In Macedonia, Late Miocene to Pleistocene potassic and ultrapotassic volcanic rocks are exposed in the Vardar zone, from south of Scutari-Peć fault zone to the Greek border. The erupted products show a subduction-related signature (enrichment in LILE, high LILE/HFSE ratios and typical negative Ta, Nb and Ti anomalies) but variable potassium-enrichment and petrogenetic affinity. Three main rock groups have been identified: the first two groups display shoshonitic features and are represented by: (1) LMg-K rocks forming the Kozuf Massif which extends also in Greece and (2) HMg-K scattered small volcanic centers extending from the Serbia–Macedonia border to central Macedonia, which are silica saturated or slightly undersaturated lavas with more alkaline and K-rich character. The last group is formed by ultrapotassic, primitive, frequently leucite-bearing lavas, which represent the youngest volcanism of the area and range in age from 1.8 to 1.5 Ma. Based on chemical and mineralogical composition these rocks are inferred to have a petrogenetic affinity akin to the Group III (Roman Province type) ultrapotassic rocks of Foley et al. (1987).
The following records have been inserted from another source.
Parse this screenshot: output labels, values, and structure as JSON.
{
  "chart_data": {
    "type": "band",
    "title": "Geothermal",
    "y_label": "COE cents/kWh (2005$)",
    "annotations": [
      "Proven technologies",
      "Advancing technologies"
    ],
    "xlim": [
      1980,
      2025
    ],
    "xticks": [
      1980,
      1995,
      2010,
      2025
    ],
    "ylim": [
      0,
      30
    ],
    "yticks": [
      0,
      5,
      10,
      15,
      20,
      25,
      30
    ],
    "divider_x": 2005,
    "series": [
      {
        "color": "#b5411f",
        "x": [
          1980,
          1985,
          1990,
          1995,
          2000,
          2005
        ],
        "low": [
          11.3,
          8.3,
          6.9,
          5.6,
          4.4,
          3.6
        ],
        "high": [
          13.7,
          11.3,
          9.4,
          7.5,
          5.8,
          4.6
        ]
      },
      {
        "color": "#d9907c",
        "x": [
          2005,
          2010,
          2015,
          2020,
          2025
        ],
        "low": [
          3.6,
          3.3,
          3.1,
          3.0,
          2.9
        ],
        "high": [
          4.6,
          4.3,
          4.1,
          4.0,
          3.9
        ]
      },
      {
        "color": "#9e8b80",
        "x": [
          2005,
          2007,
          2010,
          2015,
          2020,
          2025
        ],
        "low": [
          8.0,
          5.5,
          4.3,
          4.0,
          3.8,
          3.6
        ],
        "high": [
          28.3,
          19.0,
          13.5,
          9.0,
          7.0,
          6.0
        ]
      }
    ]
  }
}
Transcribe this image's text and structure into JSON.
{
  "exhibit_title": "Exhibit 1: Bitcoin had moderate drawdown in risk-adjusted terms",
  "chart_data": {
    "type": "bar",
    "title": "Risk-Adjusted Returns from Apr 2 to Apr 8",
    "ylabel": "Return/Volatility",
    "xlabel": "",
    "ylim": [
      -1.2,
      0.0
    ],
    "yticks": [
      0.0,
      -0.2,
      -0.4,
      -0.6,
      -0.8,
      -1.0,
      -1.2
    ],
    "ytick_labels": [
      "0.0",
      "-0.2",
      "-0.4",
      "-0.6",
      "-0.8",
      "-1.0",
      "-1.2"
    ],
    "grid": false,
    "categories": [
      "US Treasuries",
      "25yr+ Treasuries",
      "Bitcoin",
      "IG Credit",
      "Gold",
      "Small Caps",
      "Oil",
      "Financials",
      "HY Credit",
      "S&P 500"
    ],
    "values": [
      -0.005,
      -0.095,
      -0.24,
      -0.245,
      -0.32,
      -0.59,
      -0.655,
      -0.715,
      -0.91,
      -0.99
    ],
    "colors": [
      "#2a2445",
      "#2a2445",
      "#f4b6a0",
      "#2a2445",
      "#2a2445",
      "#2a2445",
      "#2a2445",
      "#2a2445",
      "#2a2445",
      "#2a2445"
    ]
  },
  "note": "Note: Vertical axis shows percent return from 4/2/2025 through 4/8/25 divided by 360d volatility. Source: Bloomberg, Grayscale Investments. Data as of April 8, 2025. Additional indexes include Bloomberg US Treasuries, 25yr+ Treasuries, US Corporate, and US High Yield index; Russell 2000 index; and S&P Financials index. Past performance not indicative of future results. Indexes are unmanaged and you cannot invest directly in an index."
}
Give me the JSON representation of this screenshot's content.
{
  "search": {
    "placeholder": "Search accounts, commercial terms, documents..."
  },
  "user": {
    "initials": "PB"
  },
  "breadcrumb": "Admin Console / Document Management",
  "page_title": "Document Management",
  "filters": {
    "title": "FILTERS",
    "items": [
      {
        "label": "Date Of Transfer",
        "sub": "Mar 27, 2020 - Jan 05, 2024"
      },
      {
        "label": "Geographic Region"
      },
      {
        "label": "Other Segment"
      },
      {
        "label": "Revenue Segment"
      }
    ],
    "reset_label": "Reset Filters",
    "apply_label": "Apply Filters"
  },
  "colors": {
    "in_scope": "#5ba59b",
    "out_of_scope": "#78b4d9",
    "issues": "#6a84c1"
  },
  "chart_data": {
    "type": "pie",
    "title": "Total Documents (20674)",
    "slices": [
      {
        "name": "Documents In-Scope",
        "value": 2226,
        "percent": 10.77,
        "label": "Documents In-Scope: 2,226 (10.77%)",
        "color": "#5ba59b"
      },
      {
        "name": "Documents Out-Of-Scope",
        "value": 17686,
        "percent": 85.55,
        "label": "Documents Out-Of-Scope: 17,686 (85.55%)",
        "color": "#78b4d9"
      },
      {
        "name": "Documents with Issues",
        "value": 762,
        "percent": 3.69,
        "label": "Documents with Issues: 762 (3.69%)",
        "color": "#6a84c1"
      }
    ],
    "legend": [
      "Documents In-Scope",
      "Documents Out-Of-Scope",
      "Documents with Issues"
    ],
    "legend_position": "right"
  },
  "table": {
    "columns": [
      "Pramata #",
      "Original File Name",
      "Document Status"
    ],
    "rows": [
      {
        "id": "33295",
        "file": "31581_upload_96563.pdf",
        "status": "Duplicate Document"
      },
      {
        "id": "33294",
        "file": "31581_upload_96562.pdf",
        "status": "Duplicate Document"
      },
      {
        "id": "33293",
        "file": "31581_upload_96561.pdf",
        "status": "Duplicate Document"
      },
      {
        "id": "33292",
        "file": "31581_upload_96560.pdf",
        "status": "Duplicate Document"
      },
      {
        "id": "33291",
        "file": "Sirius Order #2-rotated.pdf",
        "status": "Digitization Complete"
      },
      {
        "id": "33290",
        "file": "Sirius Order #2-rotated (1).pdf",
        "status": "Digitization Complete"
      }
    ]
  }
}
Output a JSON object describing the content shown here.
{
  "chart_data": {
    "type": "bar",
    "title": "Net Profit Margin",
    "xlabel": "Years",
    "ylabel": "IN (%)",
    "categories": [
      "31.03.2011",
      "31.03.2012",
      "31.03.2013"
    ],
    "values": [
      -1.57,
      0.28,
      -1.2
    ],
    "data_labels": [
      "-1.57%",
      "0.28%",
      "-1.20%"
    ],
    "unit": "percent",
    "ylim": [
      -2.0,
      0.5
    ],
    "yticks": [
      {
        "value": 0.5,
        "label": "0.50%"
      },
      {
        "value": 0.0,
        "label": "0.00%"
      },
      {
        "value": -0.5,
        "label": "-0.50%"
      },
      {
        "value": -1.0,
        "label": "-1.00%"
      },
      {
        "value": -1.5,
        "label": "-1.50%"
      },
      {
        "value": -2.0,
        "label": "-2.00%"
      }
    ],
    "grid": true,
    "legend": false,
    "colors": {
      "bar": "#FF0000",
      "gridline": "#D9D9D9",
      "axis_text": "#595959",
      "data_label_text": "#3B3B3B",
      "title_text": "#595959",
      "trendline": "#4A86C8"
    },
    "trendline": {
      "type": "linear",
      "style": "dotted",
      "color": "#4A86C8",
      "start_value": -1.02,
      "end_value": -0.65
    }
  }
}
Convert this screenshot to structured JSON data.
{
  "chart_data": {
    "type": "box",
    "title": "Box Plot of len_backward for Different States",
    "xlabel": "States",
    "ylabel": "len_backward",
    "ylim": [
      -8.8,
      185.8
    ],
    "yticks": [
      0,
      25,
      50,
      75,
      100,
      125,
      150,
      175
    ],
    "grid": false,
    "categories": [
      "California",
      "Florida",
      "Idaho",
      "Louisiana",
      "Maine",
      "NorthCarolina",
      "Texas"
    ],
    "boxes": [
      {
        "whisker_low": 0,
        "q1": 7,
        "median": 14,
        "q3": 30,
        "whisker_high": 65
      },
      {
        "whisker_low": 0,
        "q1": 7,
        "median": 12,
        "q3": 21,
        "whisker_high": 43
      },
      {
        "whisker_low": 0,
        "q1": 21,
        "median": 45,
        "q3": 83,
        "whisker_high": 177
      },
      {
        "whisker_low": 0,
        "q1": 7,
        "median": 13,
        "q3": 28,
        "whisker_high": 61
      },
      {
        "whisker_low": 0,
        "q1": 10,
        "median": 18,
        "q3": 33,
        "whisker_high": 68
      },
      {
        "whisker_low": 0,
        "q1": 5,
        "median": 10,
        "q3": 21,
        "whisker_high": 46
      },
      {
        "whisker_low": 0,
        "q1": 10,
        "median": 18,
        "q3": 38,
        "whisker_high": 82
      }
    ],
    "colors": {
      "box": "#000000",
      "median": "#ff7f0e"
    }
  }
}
All the studied rocks are characterized by relatively high 87Sr/86Sr and low 143Nd/144Nd ratios and fall in the enriched quadrant of the Sr–Nd isotopic diagram. Isotopic and geochemical data reveal that LMg-K lavas were affected by upper crustal contamination processes, whereas HMg-K and UK groups display variations mainly reflecting geochemical heterogeneity of the mantle source; these rocks are interpreted as the result of partial melting of a refractory source whose geochemical composition was modified by the addition of a metasomatic agent essentially constituted by melts as stressed by the relative depletion of fluid mobile with respect to fluid immobile elements (i.e. Cs and Pb versus Zr and Th). The heterogeneous nature of the refractory mantle source as well as geothermometric calculations support the hypothesis that this source was localized in the lithospheric mantle.

The eruption of the HMg-K and UK rocks is related to rifting episodes that occurred in the region since at least the Oligocene. The overall arc-type geochemical signature of the Macedonia Mio-Pleistocene lavas confirms their relation with Dinaric subduction, active since the Late Eocene–Oligocene. The later stretching of this area is considered the result of two concurrent and coeval processes, the dominant southwestern extension of the Aegean Sea rift and, to the north, the Pannonian rifting due to the retreat of the Carpathian subduction zone.